The future is probably even smarter optimizers that integrate more information about the problem and learn to make good assumptions. This is the goal of Learned Optimizers, like Velo (https://arxiv.org/abs/2211.09760).
You could start reading on CMA-ES; which is something like a particle filter on the model parameters. So for 100 "particles", it means 100 resampled copies of the model, which are then evaluated to create something like a "synthetic" gradient which is used to update a distribution over the model parameters.
But it doesn't solve the problem of local minima, and it will also need to use minibatches.
It takes 3 minutes to train the Shakespeare model with gradient descent. The black-box methods I tested so far likely take 30+ hours to train (I haven't tried to take them to the end yet). I've hit a wall where progress is very slow. The text generated at that stage has punctuation and words are split with spaces but the words themselves are mostly nonsense. Almost feels like it learned that English is letters separated by spaces, and that you put exclamation marks or periods at the end but not that much more.
There's some larger scale CMA-ES variants I still want to test that don't have quality implementations. I've tried to stare at pictures of gradients and weights from half-trained models and trying to come up with ideas how to get there with black-box optimization. Also trying some original ideas where you compute a gradient, but you would not compute it against a loss function. The gradient would be more for discovering hidden structure in weights, that you would then put on some black-box optimizer as a guide (which I guess makes it not entirely black box.
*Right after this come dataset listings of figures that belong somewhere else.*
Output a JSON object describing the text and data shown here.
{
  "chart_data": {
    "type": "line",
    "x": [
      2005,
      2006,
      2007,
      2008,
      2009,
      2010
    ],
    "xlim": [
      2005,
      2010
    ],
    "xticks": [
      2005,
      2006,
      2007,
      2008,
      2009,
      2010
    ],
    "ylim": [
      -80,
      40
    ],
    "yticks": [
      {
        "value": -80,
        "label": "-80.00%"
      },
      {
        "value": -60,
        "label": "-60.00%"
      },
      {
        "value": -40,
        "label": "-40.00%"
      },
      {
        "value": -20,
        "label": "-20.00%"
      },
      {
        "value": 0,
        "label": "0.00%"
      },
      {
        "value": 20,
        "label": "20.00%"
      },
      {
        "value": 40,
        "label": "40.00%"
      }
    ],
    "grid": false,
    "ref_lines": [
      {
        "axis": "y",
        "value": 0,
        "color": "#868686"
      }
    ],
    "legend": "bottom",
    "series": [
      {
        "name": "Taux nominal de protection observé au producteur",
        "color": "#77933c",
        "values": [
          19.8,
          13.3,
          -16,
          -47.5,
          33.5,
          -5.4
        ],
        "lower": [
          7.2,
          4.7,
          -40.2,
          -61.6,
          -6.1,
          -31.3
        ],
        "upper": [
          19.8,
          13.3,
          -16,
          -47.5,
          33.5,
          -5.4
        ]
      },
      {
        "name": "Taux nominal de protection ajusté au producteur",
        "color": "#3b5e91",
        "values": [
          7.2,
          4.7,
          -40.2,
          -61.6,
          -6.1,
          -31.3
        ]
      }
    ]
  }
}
Gray box?)
Possible? I mean, I guess technically. Practical? No way, unless some major breakthrough happens.
My current goal is to just produce a model, even if training takes laughably long so I can say I've trained a language model using nothing but getting a fitness score from a black box function.
Edit: if you are reading this and are aware of any other serious attempts at training a non-trivial sized language model without gradient descent I would want to know. So I can try their methods. I know there's some large scale stuff used in reinforcement learning like in one Uber paper but not in LLMs specifically.